Hi Everyone!  We are new to sheep (Dorpers).  About 6 weeks ago, we bought a ewe with a ewe lamb at her side (Tilda and Tootie) , and a pregnant ewe (Gerti), who just lambed on 4/17 (ram lamb).  About 3 weeks ago, we bought a 7 month old ram.  We had them all together, but after Gerti lambed and was cleaning baby, the ram was bugging her, and even tried to mount her.  I moved him and Tilda and Tootie to another pasture.  Of course Gerti didn't mind not being with her flock, as she was very busy with her new baby, but the other 3 are not happy being separated from her.  Can I put them all back together? Will the big ram hurt the baby ram?
Thanks!


----------



## promiseacres (Apr 28, 2014)

He could. i try to keep my ewes and lambs in a "jug" for 3-4 days so they bond before going back with the herd. My ram has been around newborns and youngins' without issues BUT he wasn't bothering the mamas either. I no longer let him around during lambing just in case. They can and will kill a lamb if they are after mama.


----------



## bcnewe2 (Apr 28, 2014)

I don't separate but have had my ram breed back some ewes within a week of lambing. We also pasture lamb (unless it's to cold or bad snow) where the mom's giving birth can separate themselves a bit.


----------



## geniebell (Apr 28, 2014)

Thanks for the replies.
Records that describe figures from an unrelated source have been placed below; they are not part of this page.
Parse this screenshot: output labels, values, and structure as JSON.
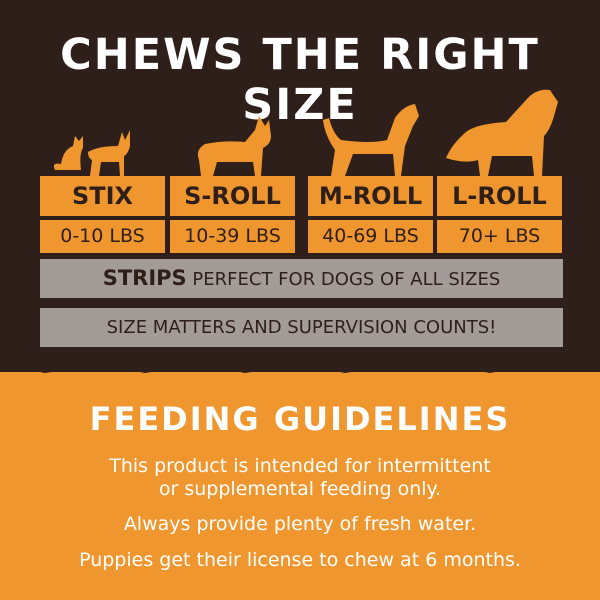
{
  "header": {
    "title": "CHEWS THE RIGHT SIZE"
  },
  "sizes": [
    {
      "name": "STIX",
      "weight": "0-10 LBS",
      "icon": "cat-and-small-dog-icon"
    },
    {
      "name": "S-ROLL",
      "weight": "10-39 LBS",
      "icon": "corgi-icon"
    },
    {
      "name": "M-ROLL",
      "weight": "40-69 LBS",
      "icon": "medium-dog-icon"
    },
    {
      "name": "L-ROLL",
      "weight": "70+ LBS",
      "icon": "large-dog-icon"
    }
  ],
  "strips": {
    "bold": "STRIPS",
    "text": "PERFECT FOR DOGS OF ALL SIZES"
  },
  "notice": "SIZE MATTERS AND SUPERVISION COUNTS!",
  "feeding": {
    "title": "FEEDING GUIDELINES",
    "line1": "This product is intended for intermittent",
    "line2": "or supplemental feeding only.",
    "line3": "Always provide plenty of fresh water.",
    "line4": "Puppies get their license to chew at 6 months."
  },
  "colors": {
    "dark": "#2e1f1a",
    "orange": "#f0962e",
    "gray": "#a39b97"
  }
}
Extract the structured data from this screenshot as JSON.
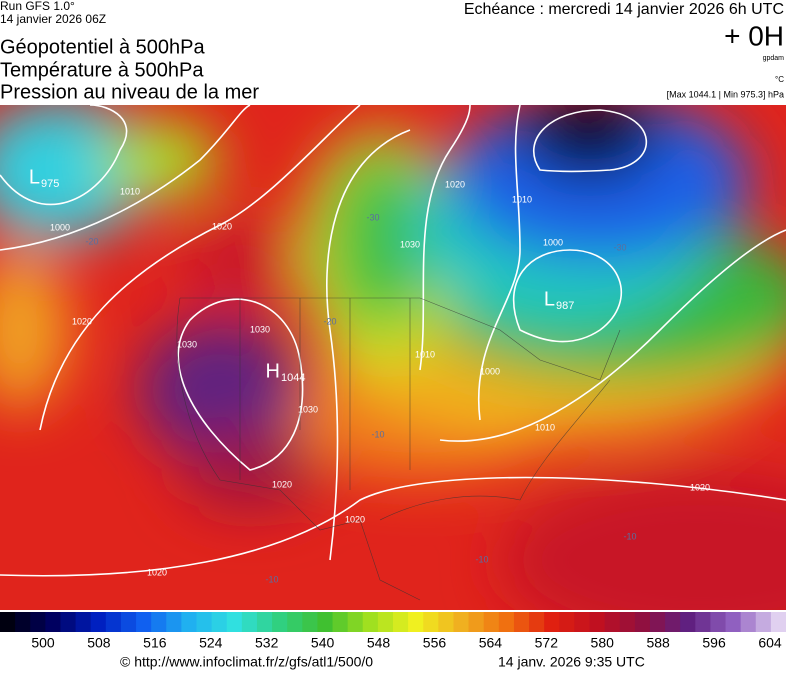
{
  "header": {
    "run": "Run GFS 1.0°",
    "date": "14 janvier 2026 06Z",
    "echeance": "Echéance : mercredi 14 janvier 2026 6h UTC",
    "lead": "+ 0H",
    "unit_gpdam": "gpdam",
    "unit_temp": "°C",
    "range": "[Max 1044.1 | Min 975.3] hPa"
  },
  "titles": [
    "Géopotentiel à 500hPa",
    "Température à 500hPa",
    "Pression au niveau de la mer"
  ],
  "map": {
    "centers": [
      {
        "letter": "L",
        "value": "975"
      },
      {
        "letter": "L",
        "value": "987"
      },
      {
        "letter": "H",
        "value": "1044"
      }
    ],
    "isobar_labels": [
      "1010",
      "1000",
      "1020",
      "1020",
      "1030",
      "1030",
      "1030",
      "1020",
      "1010",
      "1000",
      "1010",
      "1000",
      "1010",
      "1030",
      "1020",
      "1020",
      "1020",
      "1020"
    ],
    "temperature_labels": [
      "-30",
      "-30",
      "-20",
      "-20",
      "-10",
      "-10",
      "-10",
      "-10"
    ]
  },
  "colorbar": {
    "ticks": [
      500,
      508,
      516,
      524,
      532,
      540,
      548,
      556,
      564,
      572,
      580,
      588,
      596,
      604
    ]
  },
  "footer": {
    "url": "© http://www.infoclimat.fr/z/gfs/atl1/500/0",
    "time": "14 janv. 2026  9:35 UTC"
  }
}
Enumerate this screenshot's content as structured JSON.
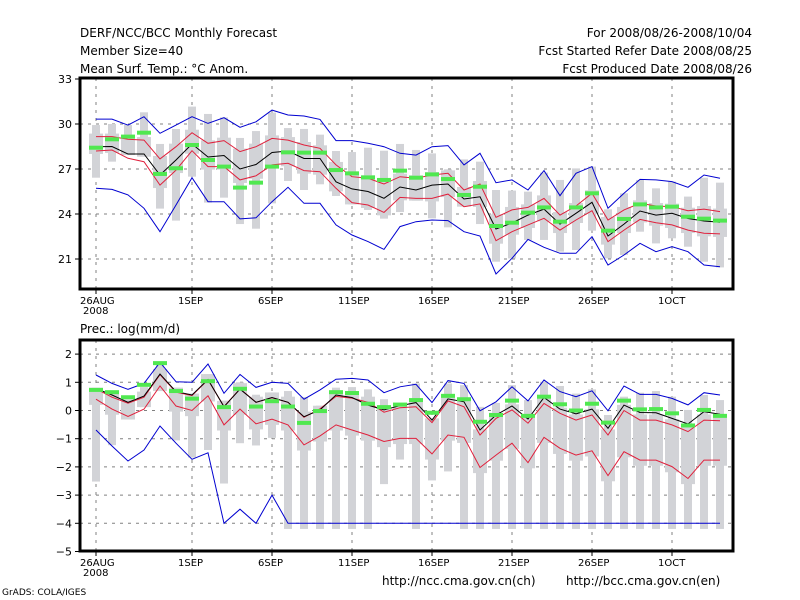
{
  "header": {
    "title": "DERF/NCC/BCC Monthly Forecast",
    "member_size": "Member Size=40",
    "variable": "Mean Surf. Temp.: °C Anom.",
    "period": "For 2008/08/26-2008/10/04",
    "start_date": "Fcst Started Refer Date 2008/08/25",
    "produced_date": "Fcst Produced Date 2008/08/26"
  },
  "footer": {
    "credit": "GrADS: COLA/IGES",
    "url_ch": "http://ncc.cma.gov.cn(ch)",
    "url_en": "http://bcc.cma.gov.cn(en)"
  },
  "colors": {
    "mean": "#000000",
    "spread": "#e0203c",
    "extreme": "#0000d0",
    "marker": "#50e850",
    "bar": "#d2d3d7"
  },
  "chart_data": [
    {
      "type": "line",
      "title": "Mean Surf. Temp.: °C Anom.",
      "xlabel": "",
      "ylabel": "",
      "ylim": [
        19.5,
        33
      ],
      "yticks": [
        21,
        24,
        27,
        30,
        33
      ],
      "x_start": "2008-08-26",
      "x_days": 40,
      "xticks": [
        {
          "day": 0,
          "label": "26AUG",
          "sub": "2008"
        },
        {
          "day": 6,
          "label": "1SEP"
        },
        {
          "day": 11,
          "label": "6SEP"
        },
        {
          "day": 16,
          "label": "11SEP"
        },
        {
          "day": 21,
          "label": "16SEP"
        },
        {
          "day": 26,
          "label": "21SEP"
        },
        {
          "day": 31,
          "label": "26SEP"
        },
        {
          "day": 36,
          "label": "1OCT"
        }
      ],
      "grid": true,
      "series": [
        {
          "name": "ensemble-mean",
          "color_key": "mean",
          "values": [
            28.49,
            28.5,
            28.0,
            28.0,
            26.6,
            27.6,
            28.67,
            27.8,
            27.9,
            27.0,
            27.3,
            28.1,
            28.2,
            27.7,
            27.7,
            26.15,
            25.67,
            25.5,
            25.05,
            25.8,
            25.6,
            25.93,
            26.0,
            25.0,
            25.15,
            23.0,
            23.4,
            23.93,
            24.33,
            23.33,
            24.05,
            24.78,
            22.53,
            23.33,
            24.2,
            23.93,
            24.05,
            23.7,
            23.53,
            23.45
          ]
        },
        {
          "name": "spread-upper",
          "color_key": "spread",
          "values": [
            29.16,
            29.16,
            28.98,
            28.93,
            27.67,
            28.49,
            29.42,
            28.71,
            28.89,
            28.16,
            28.49,
            29.04,
            28.93,
            28.6,
            28.38,
            27.27,
            26.49,
            26.38,
            26.0,
            26.49,
            26.38,
            26.6,
            26.71,
            25.6,
            26.0,
            23.78,
            24.27,
            24.44,
            25.04,
            23.93,
            24.53,
            25.38,
            23.6,
            24.27,
            24.71,
            24.53,
            24.49,
            24.22,
            24.33,
            24.16
          ]
        },
        {
          "name": "spread-lower",
          "color_key": "spread",
          "values": [
            28.2,
            28.27,
            27.71,
            27.49,
            25.93,
            26.93,
            28.22,
            27.16,
            27.16,
            26.27,
            26.55,
            27.27,
            27.38,
            26.89,
            26.82,
            25.71,
            24.76,
            24.6,
            24.11,
            25.11,
            25.04,
            25.04,
            25.33,
            24.49,
            24.67,
            22.22,
            22.82,
            23.27,
            23.71,
            22.93,
            23.6,
            24.22,
            22.16,
            22.93,
            23.64,
            23.42,
            23.27,
            22.93,
            22.71,
            22.67
          ]
        },
        {
          "name": "max",
          "color_key": "extreme",
          "values": [
            30.33,
            30.33,
            29.93,
            30.49,
            29.38,
            29.93,
            30.49,
            30.04,
            30.42,
            29.78,
            30.15,
            30.93,
            30.6,
            30.53,
            30.31,
            28.89,
            28.89,
            28.71,
            28.49,
            28.05,
            27.93,
            28.49,
            28.56,
            27.27,
            28.05,
            26.09,
            26.27,
            25.6,
            26.89,
            25.22,
            26.71,
            27.16,
            24.38,
            25.38,
            26.31,
            26.27,
            26.16,
            25.78,
            26.6,
            26.38
          ]
        },
        {
          "name": "min",
          "color_key": "extreme",
          "values": [
            25.71,
            25.64,
            25.27,
            24.38,
            22.82,
            24.6,
            26.42,
            24.82,
            24.82,
            23.67,
            23.75,
            24.82,
            25.78,
            24.71,
            24.71,
            23.27,
            22.6,
            22.16,
            21.64,
            23.16,
            23.49,
            23.6,
            23.56,
            22.82,
            22.53,
            20.0,
            21.05,
            22.31,
            21.78,
            21.38,
            21.38,
            22.49,
            20.6,
            21.27,
            22.05,
            21.49,
            21.82,
            21.49,
            20.6,
            20.49
          ]
        },
        {
          "name": "marker",
          "color_key": "marker",
          "values": [
            28.42,
            28.98,
            29.16,
            29.42,
            26.67,
            27.05,
            28.6,
            27.6,
            27.16,
            25.76,
            26.09,
            27.16,
            28.11,
            28.09,
            28.09,
            26.93,
            26.71,
            26.44,
            26.27,
            26.89,
            26.42,
            26.64,
            26.33,
            25.27,
            25.82,
            23.2,
            23.42,
            24.09,
            24.44,
            23.49,
            24.44,
            25.38,
            22.89,
            23.67,
            24.64,
            24.44,
            24.49,
            23.82,
            23.69,
            23.56
          ]
        }
      ],
      "bars": {
        "max": [
          29.93,
          30.0,
          29.93,
          30.78,
          28.67,
          29.67,
          31.16,
          30.67,
          30.44,
          29.07,
          29.53,
          30.76,
          29.73,
          29.67,
          29.29,
          28.2,
          28.13,
          28.42,
          28.22,
          28.67,
          28.27,
          28.04,
          26.98,
          27.64,
          27.49,
          25.6,
          25.56,
          25.49,
          26.76,
          26.27,
          27.04,
          27.16,
          24.31,
          25.38,
          26.27,
          25.71,
          26.16,
          25.16,
          26.42,
          26.09
        ],
        "min": [
          26.42,
          27.49,
          27.93,
          27.82,
          24.36,
          23.56,
          26.49,
          24.76,
          25.09,
          23.33,
          23.02,
          24.71,
          26.2,
          25.6,
          25.98,
          25.2,
          24.64,
          24.27,
          23.69,
          24.13,
          24.89,
          23.71,
          23.11,
          24.49,
          23.33,
          20.82,
          21.04,
          22.27,
          22.27,
          21.49,
          21.6,
          22.89,
          21.04,
          21.27,
          22.82,
          22.04,
          22.38,
          21.82,
          20.82,
          20.44
        ]
      }
    },
    {
      "type": "line",
      "title": "Prec.: log(mm/d)",
      "xlabel": "",
      "ylabel": "",
      "ylim": [
        -5,
        2.5
      ],
      "yticks": [
        -5,
        -4,
        -3,
        -2,
        -1,
        0,
        1,
        2
      ],
      "x_start": "2008-08-26",
      "x_days": 40,
      "xticks": [
        {
          "day": 0,
          "label": "26AUG",
          "sub": "2008"
        },
        {
          "day": 6,
          "label": "1SEP"
        },
        {
          "day": 11,
          "label": "6SEP"
        },
        {
          "day": 16,
          "label": "11SEP"
        },
        {
          "day": 21,
          "label": "16SEP"
        },
        {
          "day": 26,
          "label": "21SEP"
        },
        {
          "day": 31,
          "label": "26SEP"
        },
        {
          "day": 36,
          "label": "1OCT"
        }
      ],
      "grid": true,
      "series": [
        {
          "name": "ensemble-mean",
          "color_key": "mean",
          "values": [
            0.78,
            0.55,
            0.29,
            0.51,
            1.29,
            0.67,
            0.55,
            1.1,
            0.13,
            0.76,
            0.29,
            0.46,
            0.29,
            -0.22,
            0.02,
            0.55,
            0.46,
            0.19,
            0.02,
            0.17,
            0.28,
            -0.34,
            0.41,
            0.31,
            -0.69,
            -0.16,
            0.16,
            -0.3,
            0.46,
            0.05,
            -0.12,
            0.05,
            -0.63,
            0.19,
            -0.07,
            -0.08,
            -0.28,
            -0.48,
            -0.04,
            -0.13
          ]
        },
        {
          "name": "spread-upper",
          "color_key": "spread",
          "values": [
            0.77,
            0.47,
            0.26,
            0.47,
            1.27,
            0.65,
            0.53,
            1.09,
            0.14,
            0.77,
            0.29,
            0.45,
            0.29,
            -0.24,
            0.06,
            0.5,
            0.44,
            0.29,
            -0.06,
            0.1,
            0.13,
            -0.43,
            0.34,
            0.13,
            -0.87,
            -0.28,
            0.02,
            -0.45,
            0.25,
            -0.1,
            -0.34,
            -0.16,
            -0.87,
            0.0,
            -0.34,
            -0.34,
            -0.51,
            -0.75,
            -0.34,
            -0.36
          ]
        },
        {
          "name": "spread-lower",
          "color_key": "spread",
          "values": [
            0.4,
            0.05,
            -0.21,
            0.05,
            0.87,
            0.16,
            0.0,
            0.52,
            -0.51,
            0.05,
            -0.47,
            -0.31,
            -0.51,
            -1.22,
            -0.9,
            -0.51,
            -0.69,
            -0.87,
            -1.1,
            -0.99,
            -0.99,
            -1.54,
            -0.87,
            -0.95,
            -2.02,
            -1.58,
            -1.16,
            -1.85,
            -0.95,
            -1.34,
            -1.58,
            -1.43,
            -2.31,
            -1.46,
            -1.76,
            -1.76,
            -1.99,
            -2.41,
            -1.76,
            -1.76
          ]
        },
        {
          "name": "max",
          "color_key": "extreme",
          "values": [
            1.26,
            0.96,
            0.75,
            0.96,
            1.71,
            1.02,
            1.0,
            1.65,
            0.61,
            1.28,
            0.82,
            1.0,
            0.96,
            0.4,
            0.73,
            1.11,
            1.14,
            1.08,
            0.63,
            0.84,
            0.93,
            0.28,
            1.06,
            0.96,
            -0.01,
            0.31,
            0.84,
            0.34,
            1.08,
            0.67,
            0.49,
            0.7,
            -0.01,
            0.87,
            0.57,
            0.57,
            0.43,
            0.2,
            0.63,
            0.55
          ]
        },
        {
          "name": "min",
          "color_key": "extreme",
          "values": [
            -0.69,
            -1.26,
            -1.79,
            -1.4,
            -0.55,
            -1.16,
            -1.73,
            -1.5,
            -4.0,
            -3.5,
            -4.0,
            -3.0,
            -4.0,
            -4.0,
            -4.0,
            -4.0,
            -4.0,
            -4.0,
            -4.0,
            -4.0,
            -4.0,
            -4.0,
            -4.0,
            -4.0,
            -4.0,
            -4.0,
            -4.0,
            -4.0,
            -4.0,
            -4.0,
            -4.0,
            -4.0,
            -4.0,
            -4.0,
            -4.0,
            -4.0,
            -4.0,
            -4.0,
            -4.0,
            -4.0
          ]
        },
        {
          "name": "marker",
          "color_key": "marker",
          "values": [
            0.73,
            0.65,
            0.47,
            0.91,
            1.68,
            0.69,
            0.42,
            1.04,
            0.12,
            0.77,
            0.14,
            0.33,
            0.14,
            -0.44,
            -0.02,
            0.65,
            0.62,
            0.24,
            0.12,
            0.21,
            0.37,
            -0.08,
            0.52,
            0.4,
            -0.4,
            -0.16,
            0.35,
            -0.19,
            0.49,
            0.22,
            0.0,
            0.24,
            -0.43,
            0.35,
            0.04,
            0.05,
            -0.1,
            -0.53,
            0.02,
            -0.19
          ]
        }
      ],
      "bars": {
        "max": [
          0.81,
          0.69,
          0.39,
          0.83,
          1.66,
          0.81,
          0.6,
          1.29,
          0.35,
          1.0,
          0.56,
          0.64,
          0.69,
          0.48,
          0.17,
          0.81,
          0.83,
          0.75,
          0.4,
          0.25,
          0.96,
          -0.28,
          0.96,
          0.9,
          0.13,
          0.27,
          0.9,
          0.37,
          1.02,
          0.87,
          0.6,
          0.75,
          -0.16,
          0.49,
          0.63,
          0.69,
          0.49,
          0.02,
          0.55,
          0.37
        ],
        "min": [
          -2.52,
          -1.23,
          -0.32,
          0.12,
          0.69,
          -1.06,
          -1.67,
          -1.4,
          -2.59,
          -1.16,
          -1.24,
          -0.97,
          -4.2,
          -4.2,
          -4.2,
          -4.2,
          -4.2,
          -4.2,
          -2.61,
          -1.74,
          -4.2,
          -2.48,
          -2.16,
          -4.2,
          -4.2,
          -4.2,
          -4.2,
          -4.2,
          -4.2,
          -4.2,
          -4.2,
          -4.2,
          -4.2,
          -4.2,
          -4.2,
          -4.2,
          -4.2,
          -4.2,
          -4.2,
          -4.2
        ]
      }
    }
  ]
}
Our weather is very mild, and we do not have a jug, so she lambed in the pasture. It's a small pasture, but big enough that I had to put temporary water for her cause her water was too far away from where she lambed. I am thinking from your replies and others I have read, it's best not to put the ram in with the baby. Weaning time will be interesting, as I want the ram in with gerti to breed, but baby will need company . We have lots of work to do!


----------